Specifically what you would want to find is the Ratecode associated with your specific instance, and this is not found through calling DescribeInstances. You can apply a series of filters to get a pretty good guess, as to what the instance cost is likely for a specific instance running in your account. However, I am unable to uniquely define a specific instance even with some specific filters like the following
{
Filters: [
{
Type: 'TERM_MATCH',
Field: 'ServiceCode',
Value: 'AmazonEC2',
},
{
Type: 'TERM_MATCH',
Field: 'regionCode',
Value: 'us-east-1',
},
{
Type: 'TERM_MATCH',
Field: 'instanceType',
Value: 't3.medium',
},
{
Type: 'TERM_MATCH',
Field: 'marketoption',
Value: 'OnDemand',
},
{
Type: 'TERM_MATCH',
Field: 'operatingSystem',
Value: 'Linux',
},
{
Type: 'TERM_MATCH',
Field: 'tenancy',
Value: 'Shared',
},
],
FormatVersion: 'aws_v1',
NextToken: null,
ServiceCode: 'AmazonEC2',
};
(The above filter returns like ~50 different price offerings when used to query the GetProductsAPI )
If its any help here is some code I've been using to muck around
I haven't tested it but it might just be easier to Crawl the pricing page
EDIT:
I worked with AWS support a bit and found a workable solution set of filters. Copying the response from AWS here:
I understand that you want to use aws price list query API to output the pricing of onDemand t3.medium instance, however it is throwing results for lot of instances of same instance type instead of getting output for the exact ec2 instance your queried for.

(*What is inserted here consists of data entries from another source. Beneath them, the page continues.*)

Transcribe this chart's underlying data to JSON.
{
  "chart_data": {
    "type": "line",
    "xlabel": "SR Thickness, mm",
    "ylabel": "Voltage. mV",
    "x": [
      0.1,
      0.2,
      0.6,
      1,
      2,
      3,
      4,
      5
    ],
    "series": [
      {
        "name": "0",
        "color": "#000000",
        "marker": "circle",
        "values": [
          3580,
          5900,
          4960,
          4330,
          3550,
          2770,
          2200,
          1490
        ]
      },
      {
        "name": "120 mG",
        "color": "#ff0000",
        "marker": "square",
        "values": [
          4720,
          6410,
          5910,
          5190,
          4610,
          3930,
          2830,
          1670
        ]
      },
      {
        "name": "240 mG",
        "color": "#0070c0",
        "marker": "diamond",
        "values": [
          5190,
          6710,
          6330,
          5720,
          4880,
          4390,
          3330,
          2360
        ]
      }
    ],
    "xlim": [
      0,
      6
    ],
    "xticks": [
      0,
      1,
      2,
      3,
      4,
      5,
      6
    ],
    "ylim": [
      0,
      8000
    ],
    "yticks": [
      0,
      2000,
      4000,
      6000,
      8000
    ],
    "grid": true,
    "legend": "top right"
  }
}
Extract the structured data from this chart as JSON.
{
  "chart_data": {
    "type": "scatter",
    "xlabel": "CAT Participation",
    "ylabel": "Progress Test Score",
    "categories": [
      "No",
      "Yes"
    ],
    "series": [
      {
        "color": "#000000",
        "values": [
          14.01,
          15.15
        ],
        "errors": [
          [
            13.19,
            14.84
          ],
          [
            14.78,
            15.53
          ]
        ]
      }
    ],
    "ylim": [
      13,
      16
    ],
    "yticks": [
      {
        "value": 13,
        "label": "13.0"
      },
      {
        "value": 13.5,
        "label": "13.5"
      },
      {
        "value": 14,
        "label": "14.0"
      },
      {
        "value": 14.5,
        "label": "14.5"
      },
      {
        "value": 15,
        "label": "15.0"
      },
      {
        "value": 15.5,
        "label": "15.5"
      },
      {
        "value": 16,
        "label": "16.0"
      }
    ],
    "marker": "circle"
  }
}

I was able to reproduce the same behavior from my end when I used the same filters you provided over an aws cli get-products request1. After digging into this a bit, I was able to substantially bring down the search result using the below filters with the help of a guide2.
Command:
aws pricing get-products --filters file://filters2.json --format-version aws_v1 --service-code AmazonEC2
Filter json file:
[
{
"Type": "TERM_MATCH",
"Field": "ServiceCode",
"Value": "AmazonEC2"
},
{
"Type": "TERM_MATCH",
"Field": "regionCode",
"Value": "us-east-1"
},
{
"Type": "TERM_MATCH",
"Field": "instanceType",
"Value": "t3.medium"
},
{
"Type": "TERM_MATCH",
"Field": "marketoption",
"Value": "OnDemand"
},
{
"Type": "TERM_MATCH",
"Field": "operatingSystem",
"Value": "Linux"
},
{
"Type": "TERM_MATCH",
"Field": "tenancy",
"Value": "Shared"
},
{
"Type": "TERM_MATCH",
"Field": "preInstalledSw",
"Value": "NA"
},
{
"Type": "TERM_MATCH",
"Field": "licenseModel",
"Value": "No License required"
},
{
"Type": "TERM_MATCH",
"Field": "capacitystatus",
"Value": "Used"
}
]
The following were the results in a nutshell:
On Demand Instance price for the instance matched in filter.
Reserved Instances:
2.1: Term: 1 year or 3 year
2.2: Upfront: none, partial or all
2.3: Convertable: standard or convertable
I understand that you have applied a filter that matches key value 'marketoption:OnDemand', but in the output there is a seperate category called "terms" within "serviceCode" key. The terms then is then a nested array containing different keys for 'OnDemand' and 'Reserved' etc which would not be filtered by the above filters normally.
As for a workaround to filter out just the pricing of On Demand instance, I am afraid you would have to create custon json query to filter out only the values of the On demand instance returned from the output of the updated script.